The JBL Soundfly BT is a simple product: it’s a wireless Bluetooth speaker. You plug it directly into a power socket, link it to your media device via Bluetooth, and it plays whatever audio you’re streaming. And that’s your lot. Simple.
JBL Soundfly BT review: Power
This unit is mains powered only, so it is tethered to the electric socket you plug it in to. It doesn’t even need a shelf to sit on – it just sits there happily in the socket itself. That does mean, though, that there’s no listening in the garden or park.
One important point to note on placement: while the Soundfly BT plugs in to one socket, the width of the unit means that it blocks the second input in a normal UK double-gang socket. So, while it needs no shelf or table space, you may well still need to make allowances for its place in the room.
And, of course, many sockets in UK houses are down at floor level. If that’s where your powerpoint is, that’s where the Soundfly BT will be…
JBL Soundfly BT review: Set-up
Once it’s plugged in, the unit tells you that it’s in pairing mode: seek it out on your mobile device, or laptop or whatever, and linking to the Soundfly BT is a piece of cake. That’s pretty much it for set-up. Volume is controlled by your device – it works with iOS or Android, for which there is a bespoke app.
JBL Soundfly BT review: Sound
That simplicity of thought with the design of the Soundfly BT proves to be both a boon and a burden.
It’s ideal if you want to have some tunes playing in the background while you’re preparing a meal in the kitchen, for example (where there are more likely to be sockets at a reasonable listening height, too). Or, similarly, when you’ve got people round and want to add some atmosphere to a room. In those situations, it performs its job admirably.
For most other circumstances, it can’t quite cut it.
The sound it produces is commendably clear, and goes impressively loud for such a diminutive box. But it is focused a little too much, for us, on the midrange – a trait that serves it well in its ‘background tunesmith’ role, but lets it down a bit when you want to pay more attention to the music.
With that midrange concentration, voices are clear and precise, as is much of the instrumental range. Which is why this little box is so effective in that background-music role – its sound cutting through background kerfuffle with ease.

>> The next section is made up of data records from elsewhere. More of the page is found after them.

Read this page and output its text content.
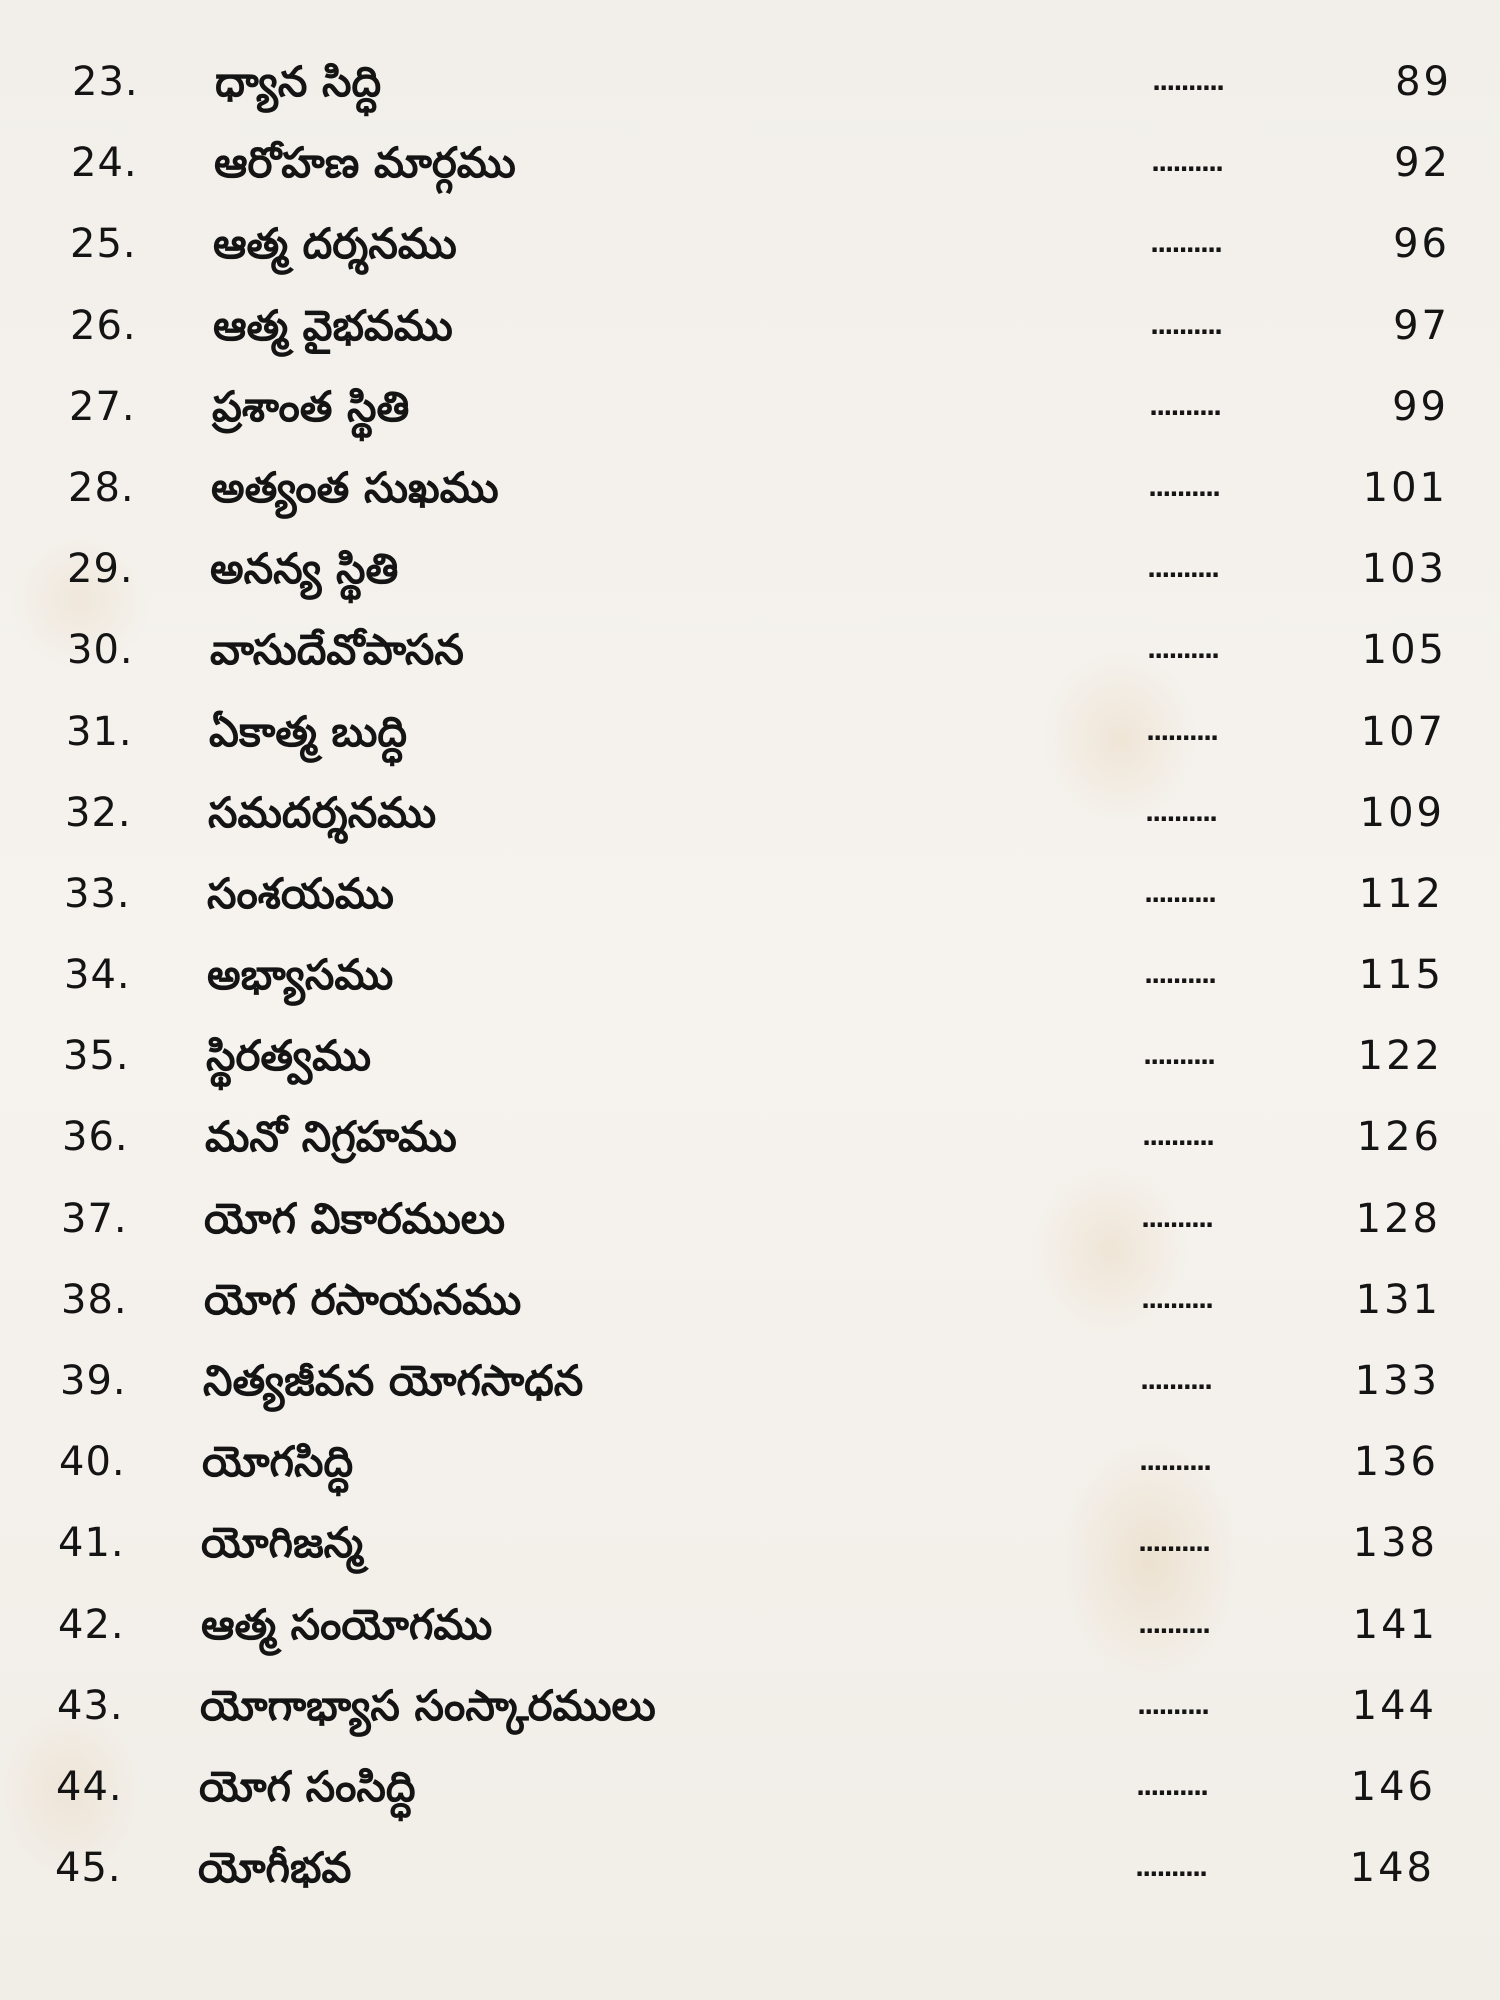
23. ధ్యాన సిద్ధి	..........	89
24. ఆరోహణ మార్గము	..........	92
25. ఆత్మ దర్శనము	..........	96
26. ఆత్మ వైభవము	..........	97
27. ప్రశాంత స్థితి	..........	99
28. అత్యంత సుఖము	..........	101
29. అనన్య స్థితి	..........	103
30. వాసుదేవోపాసన	..........	105
31. ఏకాత్మ బుద్ధి	..........	107
32. సమదర్శనము	..........	109
33. సంశయము	..........	112
34. అభ్యాసము	..........	115
35. స్థిరత్వము	..........	122
36. మనో నిగ్రహము	..........	126
37. యోగ వికారములు	..........	128
38. యోగ రసాయనము	..........	131
39. నిత్యజీవన యోగసాధన	..........	133
40. యోగసిద్ధి	..........	136
41. యోగిజన్మ	..........	138
42. ఆత్మ సంయోగము	..........	141
43. యోగాభ్యాస సంస్కారములు	..........	144
44. యోగ సంసిద్ధి	..........	146
45. యోగీభవ	..........	148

But, while it goes loud, it does so a little uncomfortably. Treble notes bite and sting rather than ring true, and only judicious fiddling with the volume control on your device will temper this.
It’s not so surprising, perhaps, that bass is a touch lacking – this is a box a mere 19cm wide after all. What bass there is, however, is at least nicely fast and attacking.
JBL Soundfly BT review: Strong competition
The major problem for the Soundfly BT, though, comes in what else is out there for this sort of money. Pure’s superb Jongo S3 costs £20 more, but it’s far more versatile – with a rechargeable battery for go-anywhere sounds, various input methods and changeable covers.
More importantly, it sounds markedly better than this JBL, with greater weight and scale, and better resolution. We wouldn’t think twice about spending the extra money.
JBL Soundfly BT review: Verdict
The Soundfly BT does its job perfectly well. As a means of having music on in the background (rather than music to concentrate on) it’s well worthy of consideration – it’s extremely convenient and easy to set up, and it produces a sound that will cut through background hubbub.
But, at this price, it is limited by too many factors, that too many rivals deal with easily. And the sound it produces isn’t good enough to make up for those limitations.